I’m fascinated when tradition gets tested by modern science and comes out standing. I’d cheered when acupuncture was shown to be effective for chronic pain. Now, I’ve learned that America’s Test Kitchen, which publishes Cook’s Illustrated, has subjected challah to its test kitchen experimentation. The results: pretty much what you’d learned from your mother and grandmother (or would, if you had one).
The best tasting challah is not too sweet, not too dense, not too fluffy and not from the commercial bakeries. Their results, from the Holiday Baking 2009 issue, included:
3-3-1/4 c unbleached all-purpose flour
1/4 c sugar
2-1/4 tsp instant yeast
1-1/4 tsp salt
2 large eggs plus 1 large egg yolk
4 tbsp unsalted butter, melted *
1/2 c plus 1 tbsp warm water
1 large egg white (for wash)
1 tsp poppy or sesame seed (optional)
* For the kosher bakers: they also tested oil and found that it did not add much flavor.

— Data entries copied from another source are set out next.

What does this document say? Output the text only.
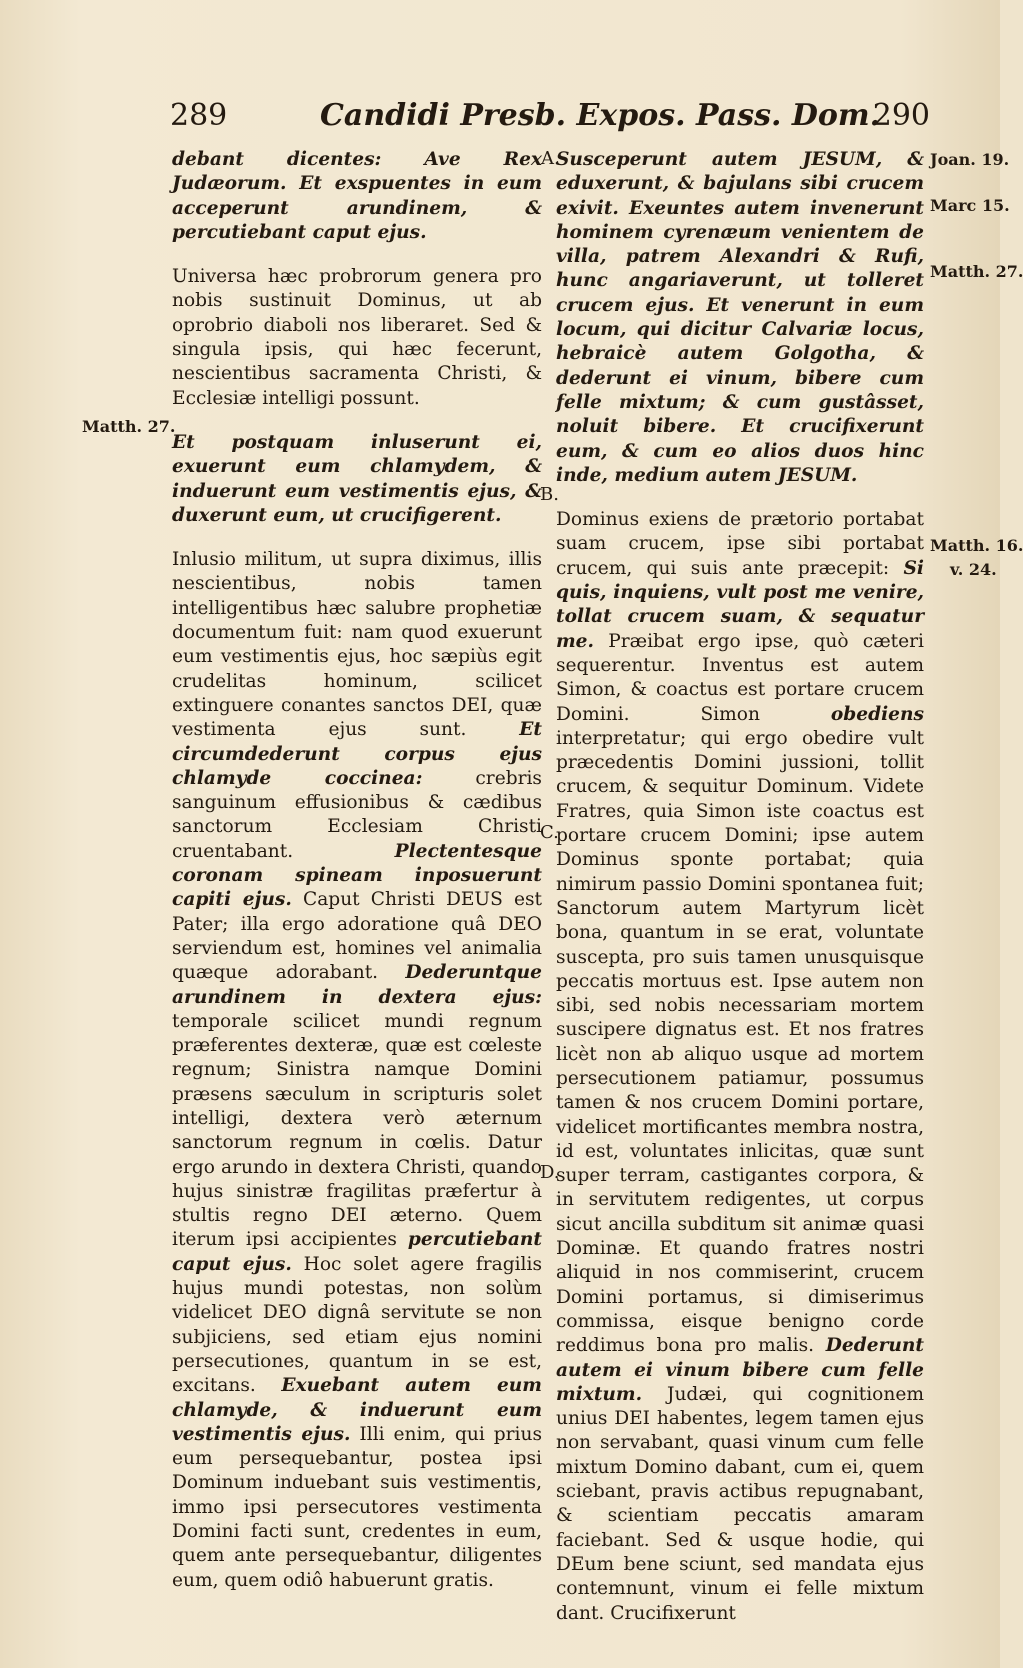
289	Candidi Presb. Expos. Pass. Dom.
290

debant dicentes: Ave Rex Judæorum. Et exspuentes in eum acceperunt arundinem, & percutiebant caput ejus.

Universa hæc probrorum genera pro nobis sustinuit Dominus, ut ab oprobrio diaboli nos liberaret. Sed & singula ipsis, qui hæc fecerunt, nescientibus sacramenta Christi, & Ecclesiæ intelligi possunt.

Et postquam inluserunt ei, exuerunt eum chlamydem, & induerunt eum vestimentis ejus, & duxerunt eum, ut crucifigerent.

Inlusio militum, ut supra diximus, illis nescientibus, nobis tamen intelligentibus hæc salubre prophetiæ documentum fuit: nam quod exuerunt eum vestimentis ejus, hoc sæpiùs egit crudelitas hominum, scilicet extinguere conantes sanctos DEI, quæ vestimenta ejus sunt.	Et circumdederunt corpus ejus chlamyde coccinea:	crebris sanguinum effusionibus & cædibus sanctorum Ecclesiam Christi cruentabant.	Plectentesque coronam spineam inposuerunt capiti ejus. Caput Christi DEUS est Pater; illa ergo adoratione quâ DEO serviendum est, homines vel animalia quæque adorabant. Dederuntque arundinem in dextera ejus: temporale scilicet mundi regnum præferentes dexteræ, quæ est cœleste regnum; Sinistra namque Domini præsens sæculum in scripturis solet intelligi, dextera verò æternum sanctorum regnum in cœlis. Datur ergo arundo in dextera Christi, quando hujus sinistræ fragilitas præfertur à stultis regno DEI æterno. Quem iterum ipsi accipientes percutiebant caput ejus. Hoc solet agere fragilis hujus mundi potestas, non solùm videlicet DEO dignâ servitute se non subjiciens, sed etiam ejus nomini persecutiones, quantum in se est, excitans. Exuebant autem eum chlamyde, & induerunt eum vestimentis ejus. Illi enim, qui prius eum persequebantur, postea ipsi Dominum induebant suis vestimentis, immo ipsi persecutores vestimenta Domini facti sunt, credentes in eum, quem ante persequebantur, diligentes eum, quem odiô habuerunt gratis.

Susceperunt autem JESUM, & eduxerunt, & bajulans sibi crucem exivit. Exeuntes autem invenerunt hominem cyrenæum venientem de villa, patrem Alexandri & Rufi, hunc angariaverunt, ut tolleret crucem ejus. Et venerunt in eum locum, qui dicitur Calvariæ locus, hebraicè autem Golgotha, & dederunt ei vinum, bibere cum felle mixtum; & cum gustâsset, noluit bibere. Et crucifixerunt eum, & cum eo alios duos hinc inde, medium autem JESUM.

Dominus exiens de prætorio portabat suam crucem, ipse sibi portabat crucem, qui suis ante præcepit: Si quis, inquiens, vult post me venire, tollat crucem suam, & sequatur me. Præibat ergo ipse, quò cæteri sequerentur. Inventus est autem Simon, & coactus est portare crucem Domini. Simon	obediens interpretatur; qui ergo obedire vult præcedentis Domini jussioni, tollit crucem, & sequitur Dominum. Videte Fratres, quia Simon iste coactus est portare crucem Domini; ipse autem Dominus sponte portabat; quia nimirum passio Domini spontanea fuit; Sanctorum autem Martyrum licèt bona, quantum in se erat, voluntate suscepta, pro suis tamen unusquisque peccatis mortuus est. Ipse autem non sibi, sed nobis necessariam mortem suscipere dignatus est. Et nos fratres licèt non ab aliquo usque ad mortem persecutionem patiamur, possumus tamen & nos crucem Domini portare, videlicet mortificantes membra nostra, id est, voluntates inlicitas, quæ sunt super terram, castigantes corpora, & in servitutem redigentes, ut corpus sicut ancilla subditum sit animæ quasi Dominæ. Et quando fratres nostri aliquid in nos commiserint, crucem Domini portamus, si dimiserimus commissa, eisque benigno corde reddimus bona pro malis. Dederunt autem ei vinum bibere cum felle mixtum. Judæi, qui cognitionem unius DEI habentes, legem tamen ejus non servabant, quasi vinum cum felle mixtum Domino dabant, cum ei, quem sciebant, pravis actibus repugnabant, & scientiam peccatis amaram faciebant. Sed & usque hodie, qui DEum bene sciunt, sed mandata ejus contemnunt, vinum ei felle mixtum dant. Crucifixerunt

Matth. 27.
Joan. 19.
Marc 15.
Matth. 27.
Matth. 16.
v. 24.
A.
B.
C.
D.
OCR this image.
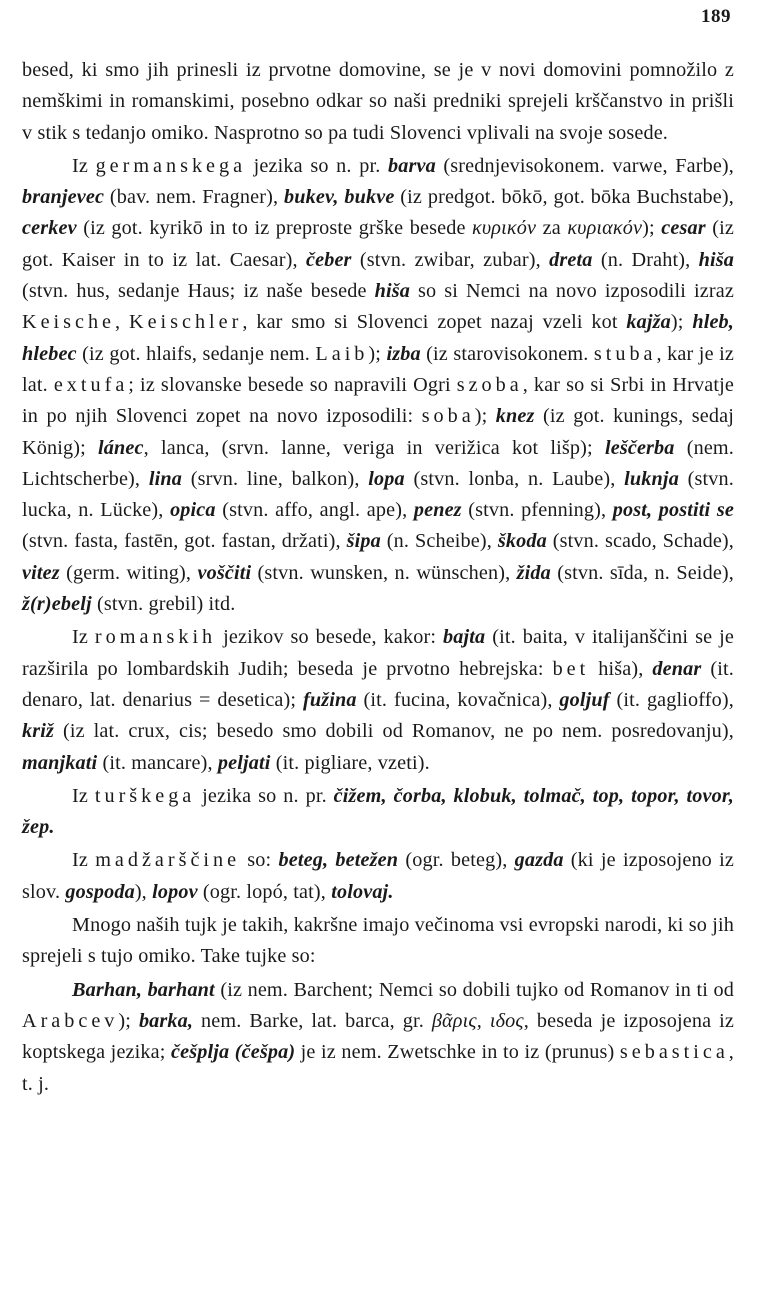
189

besed, ki smo jih prinesli iz prvotne domovine, se je v novi domovini pomnožilo z nemškimi in romanskimi, posebno odkar so naši predniki sprejeli krščanstvo in prišli v stik s tedanjo omiko. Nasprotno so pa tudi Slovenci vplivali na svoje sosede.

Iz germanskega jezika so n. pr. barva (srednjevisokonem. varwe, Farbe), branjevec (bav. nem. Fragner), bukev, bukve (iz predgot. bōkō, got. bōka Buchstabe), cerkev (iz got. kyrikō in to iz preproste grške besede κυρικόν za κυριακόν); cesar (iz got. Kaiser in to iz lat. Caesar), čeber (stvn. zwibar, zubar), dreta (n. Draht), hiša (stvn. hus, sedanje Haus; iz naše besede hiša so si Nemci na novo izposodili izraz Keische, Keischler, kar smo si Slovenci zopet nazaj vzeli kot kajža); hleb, hlebec (iz got. hlaifs, sedanje nem. Laib); izba (iz starovisokonem. stuba, kar je iz lat. extufa; iz slovanske besede so napravili Ogri szoba, kar so si Srbi in Hrvatje in po njih Slovenci zopet na novo izposodili: soba); knez (iz got. kunings, sedaj König); lánec, lanca, (srvn. lanne, veriga in verižica kot lišp); leščerba (nem. Lichtscherbe), lina (srvn. line, balkon), lopa (stvn. lonba, n. Laube), luknja (stvn. lucka, n. Lücke), opica (stvn. affo, angl. ape), penez (stvn. pfenning), post, postiti se (stvn. fasta, fastēn, got. fastan, držati), šipa (n. Scheibe), škoda (stvn. scado, Schade), vitez (germ. witing), voščiti (stvn. wunsken, n. wünschen), žida (stvn. sīda, n. Seide), ž(r)ebelj (stvn. grebil) itd.

Iz romanskih jezikov so besede, kakor: bajta (it. baita, v italijanščini se je razširila po lombardskih Judih; beseda je prvotno hebrejska: bet hiša), denar (it. denaro, lat. denarius = desetica); fužina (it. fucina, kovačnica), goljuf (it. gaglioffo), križ (iz lat. crux, cis; besedo smo dobili od Romanov, ne po nem. posredovanju), manjkati (it. mancare), peljati (it. pigliare, vzeti).

Iz turškega jezika so n. pr. čižem, čorba, klobuk, tolmač, top, topor, tovor, žep.

Iz madžarščine so: beteg, betežen (ogr. beteg), gazda (ki je izposojeno iz slov. gospoda), lopov (ogr. lopó, tat), tolovaj.

Mnogo naših tujk je takih, kakršne imajo večinoma vsi evropski narodi, ki so jih sprejeli s tujo omiko. Take tujke so:

Barhan, barhant (iz nem. Barchent; Nemci so dobili tujko od Romanov in ti od Arabcev); barka, nem. Barke, lat. barca, gr. βᾶρις, ιδος, beseda je izposojena iz koptskega jezika; češplja (češpa) je iz nem. Zwetschke in to iz (prunus) sebastica, t. j.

But, you already knew that.
This yields one large loaf, which is not enough for the average Jewish household in which Shabbat is observed and one would need two whole loaves for each meal.
Methods for braiding the challah were also tested and they preferred the trompe l’oeil method (which I’d discovered on my own but has abandoned) of topping a large three-braid loaf with a smaller three-braid one.
Reviewed by Hannah, who usually makes a pareve, vegan, German-style challah for Shabbat.